You haven’t shown the complete code which triggered the error message.
b, which you don’t’ show, is apparently log-affine. It needs to be affine. the 2nd argument of rel_entr needs to be concave, but is apparently log-convex.
In light of these argument types which are not allowed for rel_entr, are you sure your optimization problem is convex?
Presuming all the symbols in the amount of data unloaded are constants (input data), except for \beta and one of the symbols in the numerator, that expression can be formulated using
x*log(2(1+y/x) = -rel_entr(x,x+y)/log(2). with suitable choices of x and y` to place into this form.
help rel_entr
rel_entr Scalar relative entropy.
rel_entr(X,Y) returns an array of the same size as X+Y with the
relative entropy function applied to each element:
{ X.*LOG(X./Y) if X > 0 & Y > 0,
rel_entr(X,Y) = { 0 if X == 0 & Y >= 0,
{ +Inf otherwise.
X and Y must either be the same size, or one must be a scalar.
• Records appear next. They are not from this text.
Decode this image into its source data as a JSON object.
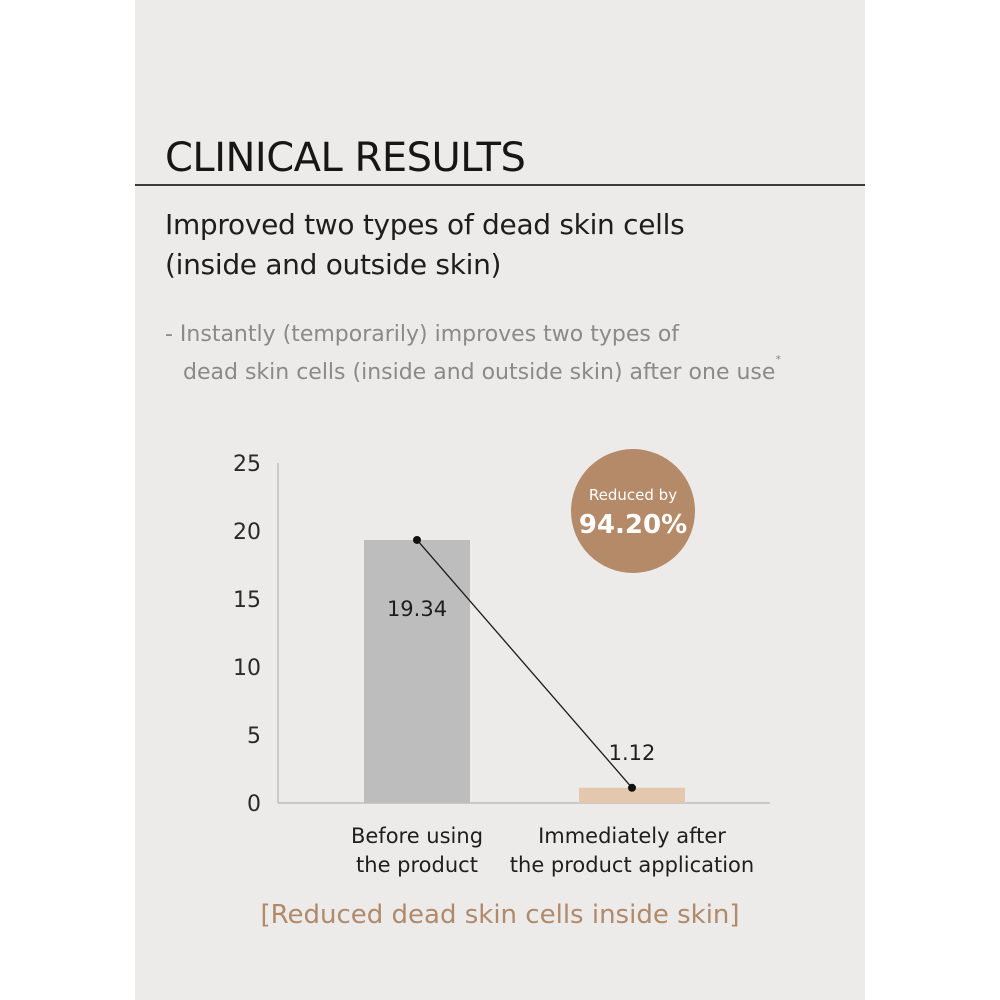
{
  "heading": "CLINICAL RESULTS",
  "subtitle": {
    "line1": "Improved two types of dead skin cells",
    "line2": "(inside and outside skin)"
  },
  "note": {
    "line1": "- Instantly (temporarily) improves two types of",
    "line2": "dead skin cells (inside and outside skin) after one use",
    "marker": "*"
  },
  "badge": {
    "line1": "Reduced by",
    "line2": "94.20%"
  },
  "caption": "[Reduced dead skin cells inside skin]",
  "colors": {
    "background": "#ecebea",
    "bar_before": "#bdbdbd",
    "bar_after": "#e3c8ad",
    "badge": "#b58a68",
    "caption": "#b08a6a"
  },
  "chart_data": {
    "type": "bar",
    "categories": [
      [
        "Before using",
        "the product"
      ],
      [
        "Immediately after",
        "the product application"
      ]
    ],
    "values": [
      19.34,
      1.12
    ],
    "value_labels": [
      "19.34",
      "1.12"
    ],
    "ylim": [
      0,
      25
    ],
    "yticks": [
      0,
      5,
      10,
      15,
      20,
      25
    ],
    "grid": false,
    "connector_line": true,
    "title": "",
    "xlabel": "",
    "ylabel": ""
  }
}
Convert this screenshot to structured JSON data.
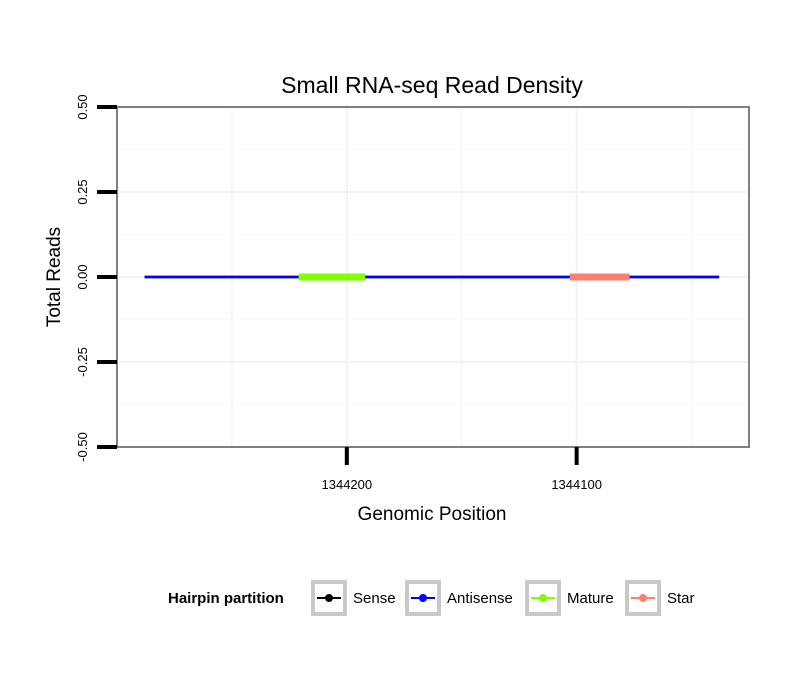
{
  "chart_data": {
    "type": "line",
    "title": "Small RNA-seq Read Density",
    "xlabel": "Genomic Position",
    "ylabel": "Total Reads",
    "x_reversed": true,
    "xlim": [
      1344300,
      1344025
    ],
    "ylim": [
      -0.5,
      0.5
    ],
    "x_ticks": [
      1344200,
      1344100
    ],
    "x_tick_labels": [
      "1344200",
      "1344100"
    ],
    "y_ticks": [
      -0.5,
      -0.25,
      0,
      0.25,
      0.5
    ],
    "y_tick_labels": [
      "-0.50",
      "-0.25",
      "0.00",
      "0.25",
      "0.50"
    ],
    "grid": true,
    "legend_position": "bottom",
    "series": [
      {
        "name": "Sense",
        "color": "#000000",
        "x": [
          1344288,
          1344038
        ],
        "y": [
          0,
          0
        ]
      },
      {
        "name": "Antisense",
        "color": "#0000ff",
        "x": [
          1344288,
          1344038
        ],
        "y": [
          0,
          0
        ]
      },
      {
        "name": "Mature",
        "color": "#7fff00",
        "x": [
          1344221,
          1344192
        ],
        "y": [
          0,
          0
        ]
      },
      {
        "name": "Star",
        "color": "#fa8072",
        "x": [
          1344103,
          1344077
        ],
        "y": [
          0,
          0
        ]
      }
    ]
  },
  "legend": {
    "title": "Hairpin partition",
    "items": [
      {
        "label": "Sense",
        "color": "#000000"
      },
      {
        "label": "Antisense",
        "color": "#0000ff"
      },
      {
        "label": "Mature",
        "color": "#7fff00"
      },
      {
        "label": "Star",
        "color": "#fa8072"
      }
    ]
  }
}
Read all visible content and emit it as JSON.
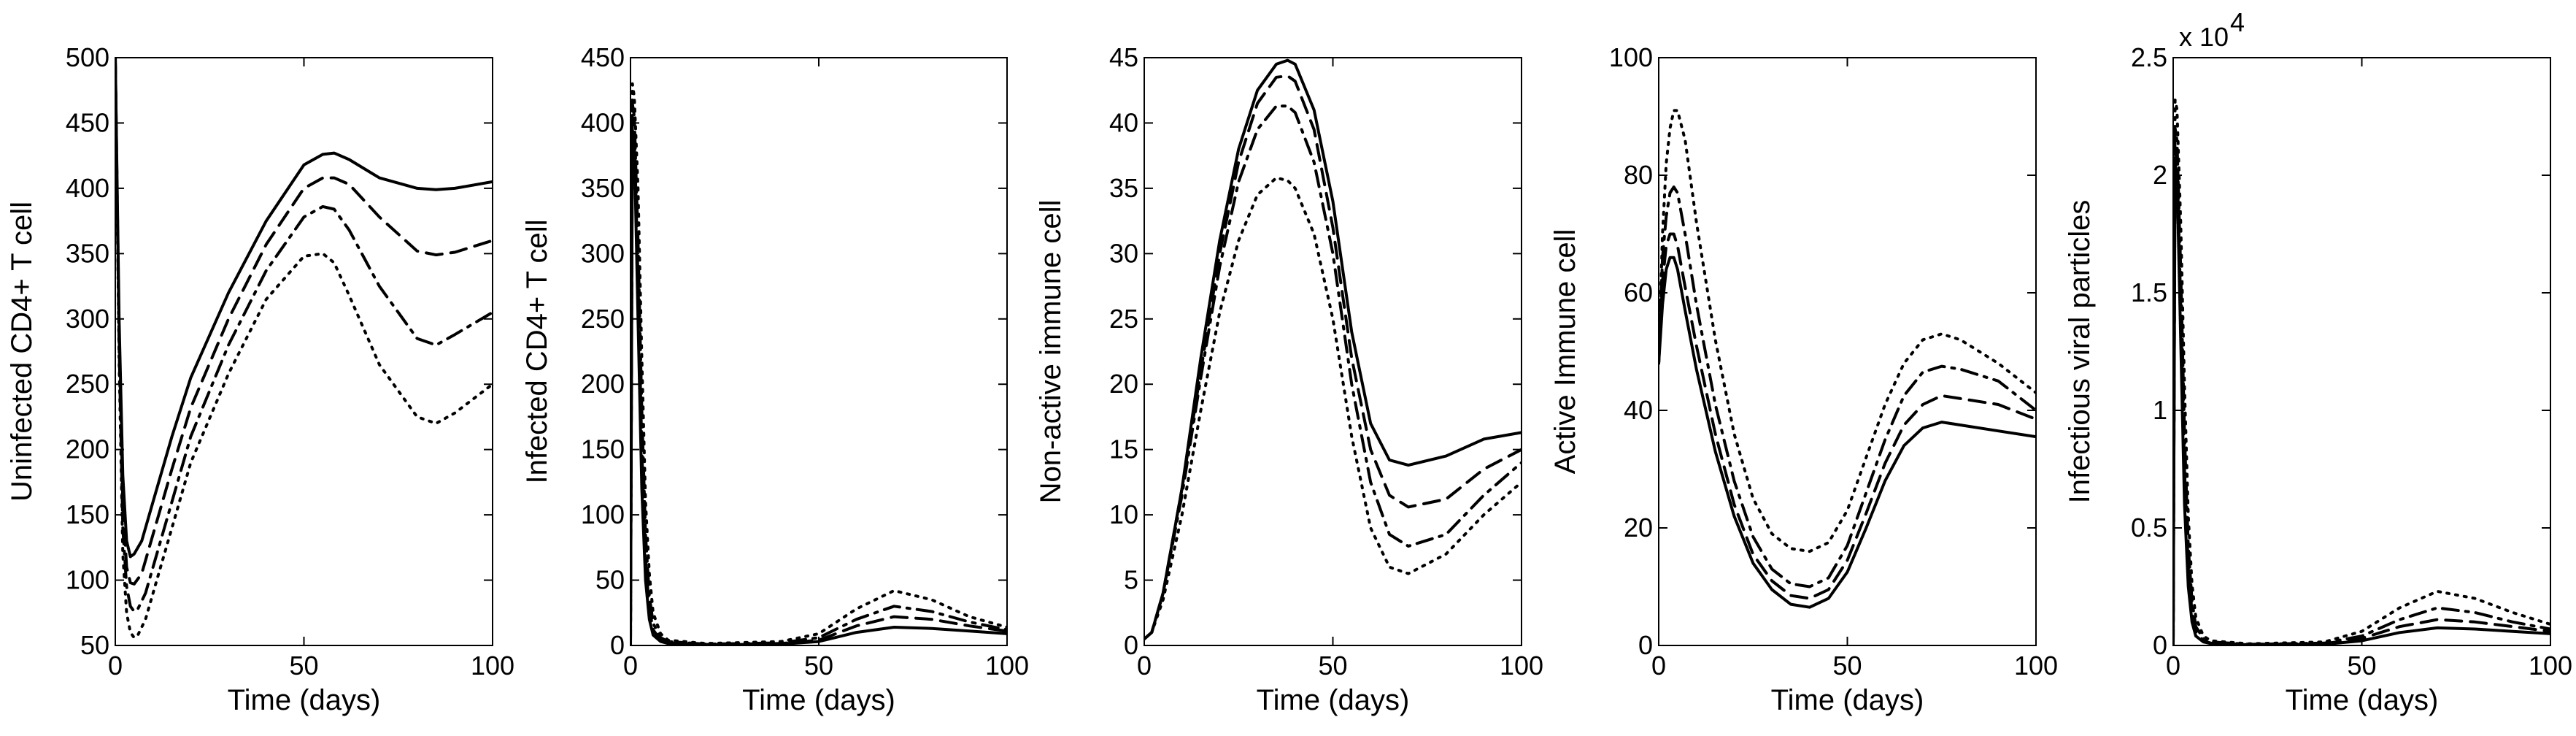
{
  "chart_data": [
    {
      "type": "line",
      "title": "",
      "xlabel": "Time (days)",
      "ylabel": "Uninfected CD4+ T cell",
      "xlim": [
        0,
        100
      ],
      "ylim": [
        50,
        500
      ],
      "xticks": [
        0,
        50,
        100
      ],
      "xtick_labels": [
        "0",
        "50",
        "100"
      ],
      "yticks": [
        50,
        100,
        150,
        200,
        250,
        300,
        350,
        400,
        450,
        500
      ],
      "ytick_labels": [
        "50",
        "100",
        "150",
        "200",
        "250",
        "300",
        "350",
        "400",
        "450",
        "500"
      ],
      "series": [
        {
          "name": "solid",
          "style": "solid",
          "x": [
            0,
            1,
            2,
            3,
            4,
            5,
            7,
            10,
            15,
            20,
            30,
            40,
            50,
            55,
            58,
            62,
            70,
            80,
            85,
            90,
            100
          ],
          "y": [
            500,
            300,
            180,
            130,
            118,
            120,
            130,
            160,
            210,
            255,
            320,
            375,
            418,
            426,
            427,
            422,
            408,
            400,
            399,
            400,
            405
          ]
        },
        {
          "name": "dashed",
          "style": "dashed",
          "x": [
            0,
            1,
            2,
            3,
            4,
            5,
            7,
            10,
            15,
            20,
            30,
            40,
            50,
            55,
            58,
            62,
            70,
            80,
            85,
            90,
            100
          ],
          "y": [
            500,
            290,
            160,
            110,
            98,
            97,
            105,
            135,
            185,
            232,
            300,
            357,
            400,
            408,
            408,
            403,
            378,
            352,
            349,
            351,
            360
          ]
        },
        {
          "name": "dashdot",
          "style": "dashdot",
          "x": [
            0,
            1,
            2,
            3,
            4,
            5,
            6,
            8,
            10,
            15,
            20,
            30,
            40,
            50,
            55,
            58,
            62,
            70,
            80,
            85,
            90,
            100
          ],
          "y": [
            500,
            280,
            140,
            95,
            80,
            76,
            78,
            90,
            110,
            160,
            210,
            280,
            337,
            378,
            386,
            384,
            368,
            325,
            285,
            280,
            288,
            305
          ]
        },
        {
          "name": "dotted",
          "style": "dotted",
          "x": [
            0,
            1,
            2,
            3,
            4,
            5,
            6,
            8,
            10,
            15,
            20,
            30,
            40,
            50,
            55,
            58,
            62,
            70,
            80,
            85,
            90,
            100
          ],
          "y": [
            500,
            270,
            120,
            75,
            60,
            56,
            58,
            70,
            90,
            140,
            190,
            258,
            315,
            348,
            350,
            343,
            318,
            265,
            225,
            220,
            228,
            250
          ]
        }
      ]
    },
    {
      "type": "line",
      "title": "",
      "xlabel": "Time (days)",
      "ylabel": "Infected CD4+ T cell",
      "xlim": [
        0,
        100
      ],
      "ylim": [
        0,
        450
      ],
      "xticks": [
        0,
        50,
        100
      ],
      "xtick_labels": [
        "0",
        "50",
        "100"
      ],
      "yticks": [
        0,
        50,
        100,
        150,
        200,
        250,
        300,
        350,
        400,
        450
      ],
      "ytick_labels": [
        "0",
        "50",
        "100",
        "150",
        "200",
        "250",
        "300",
        "350",
        "400",
        "450"
      ],
      "series": [
        {
          "name": "solid",
          "style": "solid",
          "x": [
            0,
            0.5,
            1,
            2,
            3,
            4,
            5,
            6,
            8,
            10,
            20,
            40,
            50,
            60,
            70,
            80,
            90,
            100
          ],
          "y": [
            0,
            395,
            385,
            250,
            120,
            50,
            20,
            8,
            3,
            1.5,
            0.5,
            1,
            3,
            10,
            14,
            13,
            11,
            9
          ]
        },
        {
          "name": "dashed",
          "style": "dashed",
          "x": [
            0,
            0.5,
            1,
            2,
            3,
            4,
            5,
            6,
            8,
            10,
            20,
            40,
            50,
            60,
            70,
            80,
            90,
            100
          ],
          "y": [
            0,
            405,
            395,
            280,
            150,
            65,
            28,
            12,
            4,
            2,
            0.8,
            1.5,
            4,
            15,
            22,
            20,
            15,
            11
          ]
        },
        {
          "name": "dashdot",
          "style": "dashdot",
          "x": [
            0,
            0.5,
            1,
            2,
            3,
            4,
            5,
            6,
            8,
            10,
            20,
            40,
            50,
            60,
            70,
            80,
            90,
            100
          ],
          "y": [
            0,
            415,
            405,
            310,
            180,
            85,
            38,
            17,
            6,
            3,
            1,
            2,
            6,
            20,
            30,
            26,
            18,
            12
          ]
        },
        {
          "name": "dotted",
          "style": "dotted",
          "x": [
            0,
            0.5,
            1,
            2,
            3,
            4,
            5,
            6,
            8,
            10,
            20,
            40,
            50,
            60,
            70,
            80,
            90,
            100
          ],
          "y": [
            0,
            430,
            420,
            350,
            220,
            110,
            55,
            25,
            9,
            4,
            1.5,
            3,
            9,
            28,
            42,
            35,
            22,
            14
          ]
        }
      ]
    },
    {
      "type": "line",
      "title": "",
      "xlabel": "Time (days)",
      "ylabel": "Non-active immune cell",
      "xlim": [
        0,
        100
      ],
      "ylim": [
        0,
        45
      ],
      "xticks": [
        0,
        50,
        100
      ],
      "xtick_labels": [
        "0",
        "50",
        "100"
      ],
      "yticks": [
        0,
        5,
        10,
        15,
        20,
        25,
        30,
        35,
        40,
        45
      ],
      "ytick_labels": [
        "0",
        "5",
        "10",
        "15",
        "20",
        "25",
        "30",
        "35",
        "40",
        "45"
      ],
      "series": [
        {
          "name": "solid",
          "style": "solid",
          "x": [
            0,
            2,
            5,
            10,
            15,
            20,
            25,
            30,
            35,
            38,
            40,
            45,
            50,
            55,
            60,
            65,
            70,
            80,
            90,
            100
          ],
          "y": [
            0.5,
            1,
            4,
            12,
            22,
            31,
            38,
            42.5,
            44.5,
            44.8,
            44.5,
            41,
            34,
            24,
            17,
            14.2,
            13.8,
            14.5,
            15.8,
            16.3
          ]
        },
        {
          "name": "dashed",
          "style": "dashed",
          "x": [
            0,
            2,
            5,
            10,
            15,
            20,
            25,
            30,
            35,
            38,
            40,
            45,
            50,
            55,
            60,
            65,
            70,
            80,
            90,
            100
          ],
          "y": [
            0.5,
            1,
            4,
            12,
            21,
            30,
            37,
            41.5,
            43.5,
            43.6,
            43.2,
            39.5,
            32,
            22,
            15,
            11.5,
            10.6,
            11.2,
            13.5,
            15
          ]
        },
        {
          "name": "dashdot",
          "style": "dashdot",
          "x": [
            0,
            2,
            5,
            10,
            15,
            20,
            25,
            30,
            35,
            38,
            40,
            45,
            50,
            55,
            60,
            65,
            70,
            80,
            90,
            100
          ],
          "y": [
            0.5,
            1,
            4,
            11.5,
            20.5,
            29,
            35.5,
            39.5,
            41.3,
            41.3,
            40.8,
            37,
            30,
            20,
            12.5,
            8.5,
            7.6,
            8.5,
            11.5,
            14
          ]
        },
        {
          "name": "dotted",
          "style": "dotted",
          "x": [
            0,
            2,
            5,
            10,
            15,
            20,
            25,
            30,
            35,
            38,
            40,
            45,
            50,
            55,
            60,
            65,
            70,
            80,
            90,
            100
          ],
          "y": [
            0.5,
            1,
            3.5,
            10,
            18,
            25.5,
            31,
            34.5,
            35.8,
            35.6,
            35,
            31.5,
            25,
            16,
            9,
            6,
            5.5,
            7,
            10,
            12.5
          ]
        }
      ]
    },
    {
      "type": "line",
      "title": "",
      "xlabel": "Time (days)",
      "ylabel": "Active Immune cell",
      "xlim": [
        0,
        100
      ],
      "ylim": [
        0,
        100
      ],
      "xticks": [
        0,
        50,
        100
      ],
      "xtick_labels": [
        "0",
        "50",
        "100"
      ],
      "yticks": [
        0,
        20,
        40,
        60,
        80,
        100
      ],
      "ytick_labels": [
        "0",
        "20",
        "40",
        "60",
        "80",
        "100"
      ],
      "series": [
        {
          "name": "solid",
          "style": "solid",
          "x": [
            0,
            1,
            2,
            3,
            4,
            5,
            7,
            10,
            15,
            20,
            25,
            30,
            35,
            40,
            45,
            50,
            55,
            60,
            65,
            70,
            75,
            80,
            90,
            100
          ],
          "y": [
            48,
            58,
            64,
            66,
            66,
            64,
            57,
            47,
            33,
            22,
            14,
            9.5,
            7,
            6.5,
            8,
            12.5,
            20,
            28,
            34,
            37,
            38,
            37.5,
            36.5,
            35.5
          ]
        },
        {
          "name": "dashed",
          "style": "dashed",
          "x": [
            0,
            1,
            2,
            3,
            4,
            5,
            7,
            10,
            15,
            20,
            25,
            30,
            35,
            40,
            45,
            50,
            55,
            60,
            65,
            70,
            75,
            80,
            90,
            100
          ],
          "y": [
            48,
            62,
            68,
            70,
            70,
            68,
            61,
            51,
            36,
            24,
            15.5,
            11,
            8.5,
            8,
            9.5,
            14.5,
            22.5,
            31,
            37.5,
            41,
            42.5,
            42,
            41,
            38.5
          ]
        },
        {
          "name": "dashdot",
          "style": "dashdot",
          "x": [
            0,
            1,
            2,
            3,
            4,
            5,
            7,
            10,
            15,
            20,
            25,
            30,
            35,
            40,
            45,
            50,
            55,
            60,
            65,
            70,
            75,
            80,
            90,
            100
          ],
          "y": [
            48,
            66,
            73,
            77,
            78,
            77,
            70,
            58,
            41,
            28,
            18.5,
            13,
            10.5,
            10,
            11.5,
            17,
            26,
            35,
            42.5,
            46.5,
            47.5,
            47,
            45,
            40
          ]
        },
        {
          "name": "dotted",
          "style": "dotted",
          "x": [
            0,
            1,
            2,
            3,
            4,
            5,
            7,
            10,
            15,
            20,
            25,
            30,
            35,
            40,
            45,
            50,
            55,
            60,
            65,
            70,
            75,
            80,
            90,
            100
          ],
          "y": [
            48,
            70,
            82,
            88,
            91,
            91,
            86,
            72,
            52,
            36,
            25,
            19,
            16.5,
            16,
            17.5,
            23,
            32,
            41,
            48,
            52,
            53,
            52,
            48,
            43
          ]
        }
      ]
    },
    {
      "type": "line",
      "title": "",
      "xlabel": "Time (days)",
      "ylabel": "Infectious viral particles",
      "scale_label": "x 10",
      "scale_exponent": "4",
      "xlim": [
        0,
        100
      ],
      "ylim": [
        0,
        2.5
      ],
      "xticks": [
        0,
        50,
        100
      ],
      "xtick_labels": [
        "0",
        "50",
        "100"
      ],
      "yticks": [
        0,
        0.5,
        1,
        1.5,
        2,
        2.5
      ],
      "ytick_labels": [
        "0",
        "0.5",
        "1",
        "1.5",
        "2",
        "2.5"
      ],
      "series": [
        {
          "name": "solid",
          "style": "solid",
          "x": [
            0,
            0.5,
            1,
            2,
            3,
            4,
            5,
            6,
            8,
            10,
            20,
            40,
            50,
            60,
            70,
            80,
            90,
            100
          ],
          "y": [
            0,
            2.05,
            2.0,
            1.3,
            0.6,
            0.25,
            0.1,
            0.04,
            0.015,
            0.008,
            0.003,
            0.005,
            0.02,
            0.055,
            0.075,
            0.07,
            0.06,
            0.05
          ]
        },
        {
          "name": "dashed",
          "style": "dashed",
          "x": [
            0,
            0.5,
            1,
            2,
            3,
            4,
            5,
            6,
            8,
            10,
            20,
            40,
            50,
            60,
            70,
            80,
            90,
            100
          ],
          "y": [
            0,
            2.12,
            2.08,
            1.45,
            0.75,
            0.33,
            0.14,
            0.06,
            0.02,
            0.01,
            0.004,
            0.007,
            0.03,
            0.08,
            0.11,
            0.1,
            0.08,
            0.06
          ]
        },
        {
          "name": "dashdot",
          "style": "dashdot",
          "x": [
            0,
            0.5,
            1,
            2,
            3,
            4,
            5,
            6,
            8,
            10,
            20,
            40,
            50,
            60,
            70,
            80,
            90,
            100
          ],
          "y": [
            0,
            2.2,
            2.15,
            1.6,
            0.9,
            0.42,
            0.19,
            0.08,
            0.03,
            0.015,
            0.005,
            0.01,
            0.04,
            0.11,
            0.16,
            0.14,
            0.1,
            0.07
          ]
        },
        {
          "name": "dotted",
          "style": "dotted",
          "x": [
            0,
            0.5,
            1,
            2,
            3,
            4,
            5,
            6,
            8,
            10,
            20,
            40,
            50,
            60,
            70,
            80,
            90,
            100
          ],
          "y": [
            0,
            2.32,
            2.28,
            1.8,
            1.1,
            0.55,
            0.26,
            0.12,
            0.04,
            0.02,
            0.007,
            0.015,
            0.06,
            0.16,
            0.23,
            0.2,
            0.14,
            0.09
          ]
        }
      ]
    }
  ]
}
If X and
Y are vectors, then SUM(rel_entr(X,Y)) returns their relative entropy.
If they are PDFs (that is, if X>=0, Y>=0, SUM(X)==1, SUM(Y)==1) then
this is equal to their Kullback-Liebler divergence SUM(KL_DIV(X,Y)).
-SUM(rel_entr(X,1)) returns the entropy of X.Disciplined convex programming information: rel_entr(X,Y) is convex in both X and Y, nonmonotonic in X, and nonincreasing in Y. Thus when used in CVX expressions, X must be real and affine and Y must be concave. The use of rel_entr(X,Y) in an objective or constraint will effectively constrain both X and Y to be nonnegative, hence there is no need to add additional constraints X >= 0 or Y >= 0 to enforce this.